If, however, the racing gods don’t answer our prayers, all is not lost. Reddit has a ‘Formula 1.5 championship’ which excludes the ‘top six’ drivers from the final result and rankings. Thanks to the incredibly tight midfield, which features great scraps between Haas, Renault, Force India and sometimes even Sauber, their championship is wide open.

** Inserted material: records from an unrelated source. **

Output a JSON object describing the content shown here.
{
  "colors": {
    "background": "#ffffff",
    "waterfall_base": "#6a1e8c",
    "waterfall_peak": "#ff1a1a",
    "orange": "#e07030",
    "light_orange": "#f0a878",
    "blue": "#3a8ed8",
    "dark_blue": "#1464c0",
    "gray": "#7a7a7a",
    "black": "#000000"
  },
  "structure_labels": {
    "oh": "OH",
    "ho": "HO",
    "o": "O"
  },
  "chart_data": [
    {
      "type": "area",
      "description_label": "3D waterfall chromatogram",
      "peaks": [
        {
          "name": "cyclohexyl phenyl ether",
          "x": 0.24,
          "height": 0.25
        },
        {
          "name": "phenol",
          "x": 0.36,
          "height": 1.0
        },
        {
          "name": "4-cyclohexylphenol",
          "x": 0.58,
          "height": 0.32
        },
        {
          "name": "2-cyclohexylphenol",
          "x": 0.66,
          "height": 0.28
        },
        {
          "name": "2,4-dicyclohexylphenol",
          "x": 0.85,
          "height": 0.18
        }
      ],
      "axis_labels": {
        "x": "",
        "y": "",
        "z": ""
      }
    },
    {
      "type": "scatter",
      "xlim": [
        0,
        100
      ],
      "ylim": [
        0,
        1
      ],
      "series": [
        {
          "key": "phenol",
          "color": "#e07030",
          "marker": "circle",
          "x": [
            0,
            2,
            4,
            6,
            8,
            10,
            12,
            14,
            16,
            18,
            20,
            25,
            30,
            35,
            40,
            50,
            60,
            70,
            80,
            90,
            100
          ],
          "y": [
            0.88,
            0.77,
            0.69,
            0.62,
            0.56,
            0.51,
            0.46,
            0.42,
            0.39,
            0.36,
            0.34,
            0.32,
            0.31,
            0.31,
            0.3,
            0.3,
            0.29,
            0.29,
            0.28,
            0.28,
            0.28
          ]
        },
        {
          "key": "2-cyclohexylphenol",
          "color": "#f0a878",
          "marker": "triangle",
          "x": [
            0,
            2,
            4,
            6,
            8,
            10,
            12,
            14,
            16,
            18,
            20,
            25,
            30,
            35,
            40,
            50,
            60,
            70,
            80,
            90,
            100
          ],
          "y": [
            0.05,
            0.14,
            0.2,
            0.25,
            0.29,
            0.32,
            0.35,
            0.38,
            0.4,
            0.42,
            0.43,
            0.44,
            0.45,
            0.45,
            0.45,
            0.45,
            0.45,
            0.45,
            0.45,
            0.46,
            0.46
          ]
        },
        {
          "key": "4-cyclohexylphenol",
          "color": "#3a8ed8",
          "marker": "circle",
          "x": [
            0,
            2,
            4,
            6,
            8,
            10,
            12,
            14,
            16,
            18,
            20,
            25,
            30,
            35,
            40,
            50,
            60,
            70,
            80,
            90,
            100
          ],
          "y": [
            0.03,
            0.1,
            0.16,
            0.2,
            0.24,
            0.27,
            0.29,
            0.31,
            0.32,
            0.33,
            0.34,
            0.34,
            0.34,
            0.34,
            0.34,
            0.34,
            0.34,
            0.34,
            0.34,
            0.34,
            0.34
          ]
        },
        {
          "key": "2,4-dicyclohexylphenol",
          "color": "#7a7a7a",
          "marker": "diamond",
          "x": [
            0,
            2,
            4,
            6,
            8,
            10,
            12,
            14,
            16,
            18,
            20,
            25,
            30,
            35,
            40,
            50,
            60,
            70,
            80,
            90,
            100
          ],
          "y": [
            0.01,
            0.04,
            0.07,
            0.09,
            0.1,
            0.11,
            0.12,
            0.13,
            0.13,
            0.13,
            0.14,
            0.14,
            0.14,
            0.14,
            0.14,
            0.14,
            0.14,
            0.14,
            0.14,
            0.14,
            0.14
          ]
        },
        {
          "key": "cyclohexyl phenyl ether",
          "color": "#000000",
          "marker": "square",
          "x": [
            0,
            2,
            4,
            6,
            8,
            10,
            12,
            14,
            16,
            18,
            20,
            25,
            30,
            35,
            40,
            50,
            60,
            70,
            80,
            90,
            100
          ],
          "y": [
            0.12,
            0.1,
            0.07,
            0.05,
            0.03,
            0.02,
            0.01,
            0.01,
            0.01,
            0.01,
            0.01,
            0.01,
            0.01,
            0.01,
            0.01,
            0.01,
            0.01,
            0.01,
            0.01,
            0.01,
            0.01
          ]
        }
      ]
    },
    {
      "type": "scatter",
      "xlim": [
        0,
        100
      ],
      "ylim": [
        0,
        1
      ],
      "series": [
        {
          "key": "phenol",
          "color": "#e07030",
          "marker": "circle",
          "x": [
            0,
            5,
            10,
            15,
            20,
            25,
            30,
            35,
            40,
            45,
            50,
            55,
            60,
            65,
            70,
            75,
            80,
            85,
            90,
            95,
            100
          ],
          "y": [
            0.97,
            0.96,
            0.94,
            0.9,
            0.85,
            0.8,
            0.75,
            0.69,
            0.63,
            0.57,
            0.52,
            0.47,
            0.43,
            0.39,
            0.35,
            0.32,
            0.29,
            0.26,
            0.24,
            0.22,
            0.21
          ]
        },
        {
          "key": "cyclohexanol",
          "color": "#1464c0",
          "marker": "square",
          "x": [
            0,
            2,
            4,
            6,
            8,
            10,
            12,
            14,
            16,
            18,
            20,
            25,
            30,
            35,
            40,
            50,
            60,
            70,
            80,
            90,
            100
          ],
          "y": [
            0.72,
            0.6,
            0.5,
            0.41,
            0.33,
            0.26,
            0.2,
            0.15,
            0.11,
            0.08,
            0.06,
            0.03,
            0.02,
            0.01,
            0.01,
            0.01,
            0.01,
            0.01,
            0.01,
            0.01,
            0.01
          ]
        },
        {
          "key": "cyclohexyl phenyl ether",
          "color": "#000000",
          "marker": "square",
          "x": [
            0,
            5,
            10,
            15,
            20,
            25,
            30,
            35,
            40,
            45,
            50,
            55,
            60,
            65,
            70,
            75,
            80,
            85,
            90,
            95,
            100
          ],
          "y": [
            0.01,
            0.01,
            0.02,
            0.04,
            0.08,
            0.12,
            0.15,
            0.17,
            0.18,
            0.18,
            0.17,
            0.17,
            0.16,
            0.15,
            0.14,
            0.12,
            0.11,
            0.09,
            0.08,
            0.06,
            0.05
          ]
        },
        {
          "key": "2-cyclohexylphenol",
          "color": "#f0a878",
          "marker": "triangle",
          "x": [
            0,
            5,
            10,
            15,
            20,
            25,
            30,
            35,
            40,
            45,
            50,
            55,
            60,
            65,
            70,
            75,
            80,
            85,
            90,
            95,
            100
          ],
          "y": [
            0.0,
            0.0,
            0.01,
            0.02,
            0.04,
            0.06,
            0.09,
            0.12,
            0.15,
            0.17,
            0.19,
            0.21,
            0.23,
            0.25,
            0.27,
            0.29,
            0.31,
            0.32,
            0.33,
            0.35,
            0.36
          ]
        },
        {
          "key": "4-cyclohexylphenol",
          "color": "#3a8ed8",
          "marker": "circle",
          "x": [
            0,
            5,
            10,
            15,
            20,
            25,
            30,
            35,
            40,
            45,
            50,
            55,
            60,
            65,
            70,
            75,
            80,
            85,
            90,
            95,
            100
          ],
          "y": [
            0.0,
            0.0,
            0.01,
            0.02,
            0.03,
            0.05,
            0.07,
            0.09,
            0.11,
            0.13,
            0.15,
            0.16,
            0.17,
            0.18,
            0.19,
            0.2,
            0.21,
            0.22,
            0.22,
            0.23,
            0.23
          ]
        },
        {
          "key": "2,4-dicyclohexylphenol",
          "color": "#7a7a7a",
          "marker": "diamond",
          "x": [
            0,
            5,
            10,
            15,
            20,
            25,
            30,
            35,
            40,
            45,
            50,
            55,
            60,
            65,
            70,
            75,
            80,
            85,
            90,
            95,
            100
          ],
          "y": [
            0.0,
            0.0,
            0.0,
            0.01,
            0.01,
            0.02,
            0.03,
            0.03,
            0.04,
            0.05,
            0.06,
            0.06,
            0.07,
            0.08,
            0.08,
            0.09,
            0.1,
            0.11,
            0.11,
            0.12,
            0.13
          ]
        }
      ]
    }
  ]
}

So much so that the top five racers are separated by just 16 points with four weekends to go – something that can’t be said of the official standings this year.

So, if you are a car fanatic who enjoys the technical evolutions that are being developed each season, or you just love the pure competition of the sport, either at the top or midfield level, then there is still plenty to hold onto with Formula 1. Don’t give up hope based on the unrealistic perceptions and opinions that accumulate on social media. With new regulations set to be implemented in 2019 and 2021, hopefully they can even out the playing field and provide a higher proportion of unpredictable races for many years to come. I, for one, will certainly be watching.